For several years, canada’s mutual fund industry has been heavily criticized regarding the fees paid by clients. Much of this criticism is based on a 2006 U.S. analysis, which claimed that fees in Canada were much higher than in the U.S.
This analysis was flawed, as it did not take into account the critical differences between the two marketplaces. Nevertheless, the findings of the study were quoted and requoted, to the point where they were considered to be gospel.
Indeed, in the absence of sound evidence to the contrary, even some financial advisors and industry members accepted the notion that Canadian fees were higher.
Finally, a thorough analysis by two highly respected research firms has put these charges to rest. Toronto-based Investor Economics Inc., now a subsidiary of Asset International Inc. of New York, and another Asset International company, Strategic Insight, have collaborated on a comprehensive, fact-based comparison to establish the true total cost of ownership of mutual fund units in both countries, including:
– what it costs to acquire units in a fund, including commissions;
– ongoing costs, including trailer fees (whether embedded in the management expense ratio [MER] or paid separately by the investor); and,
– disposition costs.
Accounting for all of these factors is the only way to truly determine the true cost of ownership.

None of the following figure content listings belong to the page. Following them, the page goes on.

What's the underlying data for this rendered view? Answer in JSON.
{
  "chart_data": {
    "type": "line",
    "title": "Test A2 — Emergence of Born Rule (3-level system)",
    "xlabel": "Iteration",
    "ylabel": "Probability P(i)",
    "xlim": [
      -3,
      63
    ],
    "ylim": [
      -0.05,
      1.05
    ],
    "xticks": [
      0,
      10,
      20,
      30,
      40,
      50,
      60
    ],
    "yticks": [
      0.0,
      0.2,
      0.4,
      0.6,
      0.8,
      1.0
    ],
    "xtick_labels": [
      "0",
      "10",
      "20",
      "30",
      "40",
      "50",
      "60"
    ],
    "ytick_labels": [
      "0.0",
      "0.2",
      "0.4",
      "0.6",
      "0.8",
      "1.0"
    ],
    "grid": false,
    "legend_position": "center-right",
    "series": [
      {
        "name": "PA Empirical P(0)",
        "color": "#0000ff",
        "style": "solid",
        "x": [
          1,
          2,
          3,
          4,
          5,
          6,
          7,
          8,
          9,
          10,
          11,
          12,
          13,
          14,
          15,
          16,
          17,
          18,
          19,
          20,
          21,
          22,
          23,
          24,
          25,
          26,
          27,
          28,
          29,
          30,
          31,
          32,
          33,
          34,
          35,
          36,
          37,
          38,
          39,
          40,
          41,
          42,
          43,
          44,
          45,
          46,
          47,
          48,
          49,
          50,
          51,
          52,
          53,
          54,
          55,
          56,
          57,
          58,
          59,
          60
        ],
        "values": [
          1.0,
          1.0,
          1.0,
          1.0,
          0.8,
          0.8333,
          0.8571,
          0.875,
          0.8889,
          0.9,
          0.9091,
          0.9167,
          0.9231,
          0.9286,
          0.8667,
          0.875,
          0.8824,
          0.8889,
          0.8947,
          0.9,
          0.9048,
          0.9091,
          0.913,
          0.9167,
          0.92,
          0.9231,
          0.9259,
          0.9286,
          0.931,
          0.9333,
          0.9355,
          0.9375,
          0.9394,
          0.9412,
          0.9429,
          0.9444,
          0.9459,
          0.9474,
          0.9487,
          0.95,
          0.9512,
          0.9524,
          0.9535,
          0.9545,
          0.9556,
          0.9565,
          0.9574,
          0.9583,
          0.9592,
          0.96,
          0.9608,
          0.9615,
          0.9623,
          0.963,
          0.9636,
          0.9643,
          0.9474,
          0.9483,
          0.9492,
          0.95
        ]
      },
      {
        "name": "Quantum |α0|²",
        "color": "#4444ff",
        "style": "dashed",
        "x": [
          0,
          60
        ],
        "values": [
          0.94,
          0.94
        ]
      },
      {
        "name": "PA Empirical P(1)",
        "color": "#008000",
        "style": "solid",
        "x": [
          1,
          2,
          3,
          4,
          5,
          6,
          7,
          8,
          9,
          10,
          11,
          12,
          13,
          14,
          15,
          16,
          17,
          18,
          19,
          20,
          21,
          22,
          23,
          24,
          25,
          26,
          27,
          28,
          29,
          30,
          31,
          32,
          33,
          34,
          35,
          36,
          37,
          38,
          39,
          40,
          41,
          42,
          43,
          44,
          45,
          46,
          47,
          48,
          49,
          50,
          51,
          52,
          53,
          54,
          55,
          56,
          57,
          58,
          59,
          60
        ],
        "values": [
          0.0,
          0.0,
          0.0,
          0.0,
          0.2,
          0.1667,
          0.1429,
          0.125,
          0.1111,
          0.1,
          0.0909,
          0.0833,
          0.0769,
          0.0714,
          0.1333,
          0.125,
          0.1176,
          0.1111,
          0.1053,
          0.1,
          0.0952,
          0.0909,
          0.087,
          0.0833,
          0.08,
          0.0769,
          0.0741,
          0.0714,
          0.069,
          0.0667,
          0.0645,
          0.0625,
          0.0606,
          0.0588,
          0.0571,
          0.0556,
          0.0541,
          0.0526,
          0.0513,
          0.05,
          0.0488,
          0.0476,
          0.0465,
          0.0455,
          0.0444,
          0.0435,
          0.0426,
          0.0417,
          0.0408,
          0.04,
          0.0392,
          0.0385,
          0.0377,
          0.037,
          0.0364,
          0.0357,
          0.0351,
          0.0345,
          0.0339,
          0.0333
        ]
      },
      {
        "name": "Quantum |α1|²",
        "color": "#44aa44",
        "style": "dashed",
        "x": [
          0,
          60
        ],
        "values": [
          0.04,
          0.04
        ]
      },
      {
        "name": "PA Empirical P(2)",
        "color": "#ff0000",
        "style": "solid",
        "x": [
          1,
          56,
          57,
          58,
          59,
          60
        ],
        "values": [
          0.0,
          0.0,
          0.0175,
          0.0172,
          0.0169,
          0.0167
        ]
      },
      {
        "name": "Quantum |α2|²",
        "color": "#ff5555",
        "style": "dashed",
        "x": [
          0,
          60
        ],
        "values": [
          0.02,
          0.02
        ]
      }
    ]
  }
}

Using this thorough framework, along with a comprehensive analysis of all costs, the recent research revealed that the average cost of owning units in a mutual fund in Canada is virtually the same as it is for a typical investor using an advisor in the U.S. Specifically, on a tax-adjusted basis (there is no HST in the U.S.), the assetweighted cost of ownership in Canadian advice channels is estimated to be 2.02% of invested assets.
In comparison, U.S. fees (including those embedded in the published expense ratios and fees-for-advice paid separately by the investor) fall within a range of 1.7% to 2.4%, with an average cost of ownership of approximately 2%.
The recent report noted some key differences between the two countries. In Canada, advisor fees are embedded within funds’ MERs; in the U.S., compensation to advisors has mostly moved to fee-for-advice, charged to investors separately from the reported fund expenses. These fees are not published. As a result, they often are not included in MER/total expense ratio (TER) comparisons and seldom captured in analyses of investors’ total costs.
The research also found that for many advisor-assisted U.S. investors, unbundling of fees may have resulted in higher costs over the total life of the investment. By some estimates, roughly 60% of investors with account sizes of $100,000 pay between 1.0% and 1.5% for advice in addition to the published TER. Further, almost one-third pay more than 1.5%.
In addition, first-time investors are likely to pay much more for advice in a fee-for-service environment than through embedded compensation.
Unbundling of fees can lead to a serious “advice gap.” A Deloitte LLP survey of more than 2,000 adults in the U.K., where unbundling came into effect this past January, found that the change was prompting many people to opt out of seeking advice.
As a result, many advisors in the U.K. are focusing on serving wealthier clients. Deloitte predicts that up to 5.5 million investors 11% of the population will not have access to advice as a result of these regulatory changes.
The existing Canadian model serves investors well because they can readily identify their total costs and easily compare costs across funds. In the U.S., it is left to each advisor-assisted investor to estimate his/her total costs, and no benchmarking is available for comparing wealth managers. Investors need to deduct their advice fees from their reported rates of return to measure performance accurately.
There are other advantages to the Canadian model. All credible research shows that the savings discipline created for clients through the advisor produces superior financial results for the investor: the difference can be as much as 2.5 times more financial assets than households that do not receive financial advice after all costs are taken into account.
Without the savings discipline that is reinforced by having an advisor, unbundling may reduce the number of people who save for retirement, leaving them dependent on government programs later in life. Average and small investors will be affected the most.
Mutual funds were created to enable ordinary people with small amounts of capital to participate in a professionally managed, diversified investment plan. Prior to the creation of mutual funds, only the wealthy could access the services of expert portfolio managers to invest in the market.
The public-policy question is: should we turn back the clock and make advice available only to those who have much more to invest or encourage a range of competitive choices and let the investor decide?
Joanne De Laurentiis is president and CEO of The Investment Funds Institute of Canada.